Working with the Berkeley Executive Coaching Institute at UC Berkeley.
Benjamin leads choral workshops on Black Spiritual music and other music of the African diaspora. He also leads racism and diversity workshops with nonprofits, faith groups, and other entities.
Benjamin's music is non-denominational and his approach to complex issues is thoughtful and non-dogmatic. He has worked not only with Christian churches, but with synagogues, interfaith groups, secular groups, schools, and companies.
If your choir or church wants to do a deep dive into the world of Black Spiritual music, let Benjamin take you there. If you are a nonprofit or business, Benjamin can help deconstruct race issues and lead empowering and open-minded discussions around racial justice.

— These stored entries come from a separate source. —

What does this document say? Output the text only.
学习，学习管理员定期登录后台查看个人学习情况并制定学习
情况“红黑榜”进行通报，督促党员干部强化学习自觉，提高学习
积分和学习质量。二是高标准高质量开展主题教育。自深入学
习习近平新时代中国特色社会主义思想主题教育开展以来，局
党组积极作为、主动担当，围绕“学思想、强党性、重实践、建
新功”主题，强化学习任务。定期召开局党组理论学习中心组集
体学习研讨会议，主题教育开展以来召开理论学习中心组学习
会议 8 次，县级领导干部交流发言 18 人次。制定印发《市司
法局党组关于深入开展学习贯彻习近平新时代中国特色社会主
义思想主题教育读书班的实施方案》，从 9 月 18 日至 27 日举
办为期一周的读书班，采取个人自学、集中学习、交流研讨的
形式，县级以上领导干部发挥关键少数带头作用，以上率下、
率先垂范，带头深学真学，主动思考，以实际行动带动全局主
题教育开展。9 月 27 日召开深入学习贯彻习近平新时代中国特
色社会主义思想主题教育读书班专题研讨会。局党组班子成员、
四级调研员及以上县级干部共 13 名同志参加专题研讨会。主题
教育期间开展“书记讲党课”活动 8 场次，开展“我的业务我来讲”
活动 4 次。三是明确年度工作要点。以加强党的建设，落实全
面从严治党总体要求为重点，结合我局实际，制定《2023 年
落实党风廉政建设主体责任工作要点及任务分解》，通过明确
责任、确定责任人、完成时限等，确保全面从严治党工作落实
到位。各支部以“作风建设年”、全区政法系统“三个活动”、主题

Speaking at Humboldt Unitarian Universalist Fellowship
Example workshop (Music)
A Long Way from Home: The birth story of Black Spiritual music
Participants begin with the music of West Africa, and follow its development through work songs, field hollers, and the early Negro Spiritual. This workshop is designed to help all of us (not only black folks) connect with our own ancestral stories, and learn to tell our stories through the power of music. It focuses on identity, resilience, empathy, honoring the gift of life, and deepening our understanding of ourselves and one another.
Example workshop (Racial Justice)
From John Henry to George Floyd: A Brief History of Black Oppression
One of the early folk heroes of Black History is John Henry, the Reconstruction Era “steel-driving man." Historically, Henry was most likely part of an unpaid prison chain gang. Today, it is still legal to pay prison laborers under $1 per hour. This system of what Prof. Cedric Robinson called "Racial Capitalism" is still the underpinning of much of today's economy. This session looks at how structures like prison labor, the wealth gap, policing, segregation in housing and education, and other systems perform many of the same functions today as they did at the end of American slavery.